Anthocyanin is unstable and sensitive to heat, light, pH, oxygen, and other environmental factors and the degradation of anthocyanins affects the sensory quality and reduces bioactivity [9]. Various studies have provided strong evidence that the interaction between proteins and anthocyanins could improve the stability of anthocyanins [1,12,28,29,36]. In this study, LPI and C3G might form a complex through hydrophobic interaction, which could effectively improve their thermal and oxidation stability.

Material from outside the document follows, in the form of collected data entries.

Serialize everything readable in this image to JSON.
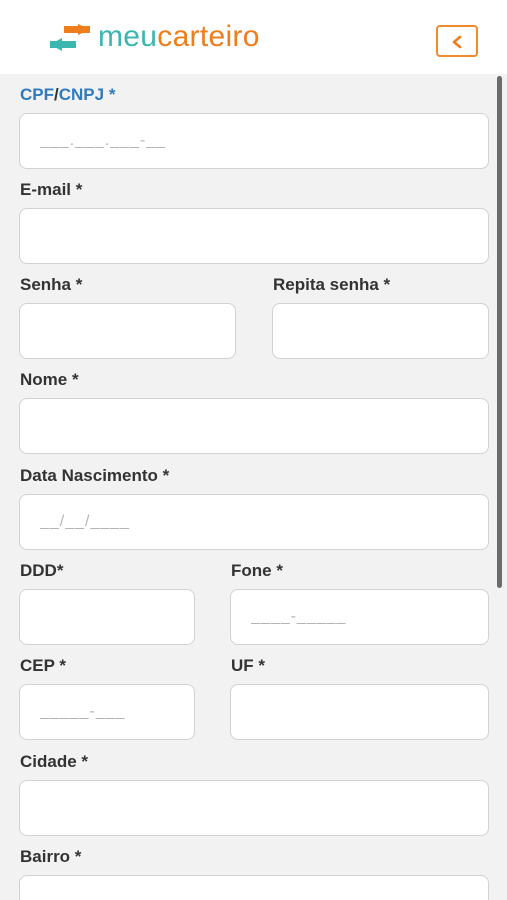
{
  "header": {
    "logo_part1": "meu",
    "logo_part2": "carteiro",
    "back_label": "<"
  },
  "form": {
    "cpf_label_a": "CPF",
    "cpf_label_sep": "/",
    "cpf_label_b": "CNPJ",
    "cpf_label_star": " *",
    "cpf_placeholder": "___.___.___-__",
    "email_label": "E-mail *",
    "senha_label": "Senha *",
    "repita_label": "Repita senha *",
    "nome_label": "Nome *",
    "nascimento_label": "Data Nascimento *",
    "nascimento_placeholder": "__/__/____",
    "ddd_label": "DDD*",
    "fone_label": "Fone *",
    "fone_placeholder": "____-_____",
    "cep_label": "CEP *",
    "cep_placeholder": "_____-___",
    "uf_label": "UF *",
    "cidade_label": "Cidade *",
    "bairro_label": "Bairro *"
  },
  "colors": {
    "brand_teal": "#3bb7b0",
    "brand_orange": "#ee7d1c",
    "label_blue": "#2f7bbf",
    "background": "#f2f2f2"
  }
}
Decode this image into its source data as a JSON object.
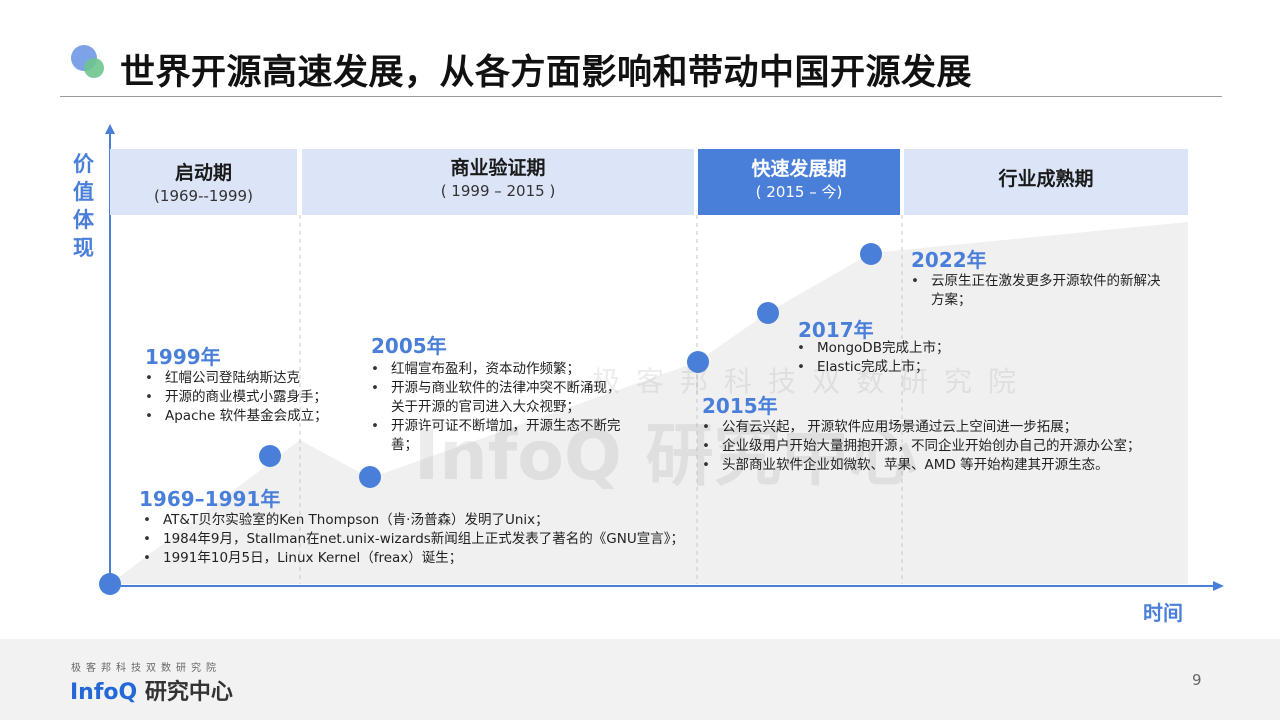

3.11. Antioxidative Properties of LPI-C3G Complexes

The antioxidant activity of LPI-C3G complexes was detected using the FRAP method. As shown in Table 3, regardless of heat or oxidation treatment, the reducing ability of C3G was higher than LPI-C3G complexes, and the higher the concentration of LPI, the weaker the reducing ability of the LPI-C3G complexes. These results suggested that conjugating C3G with LPI protects C3G from degradation, but inhibits its antioxidant activity. This might be because when polyphenols interact with proteins through hydrophobic forces, there are fewer opportunities for pro-oxidants in the environment to interact with polyphenol molecules [49].

4. Conclusions

The spectroscopic analyses indicated that LPI interacted with C3G and formed complexes via hydrophobic effects with Ka of 3.24 × 106 M⁻¹ at 298 K and quenched the intrinsic of LPI by static quenching. The complexation changed the particle size and surface charge of proteins in LPI, but considerably decreased their surface hydrophobicity, as well as affecting the functional properties (foaming and emulsifying properties). Meanwhile, LPI enhanced the thermal and oxidative stability of C3G, but inhibited its antioxidant activity. These effects might be related to changes in their structure during the interaction. Overall, this study highlights the LPI in improving the stability of anthocyanins, and LPI–nutrient complexes might help stabilize bioactive compounds and develop functional foods.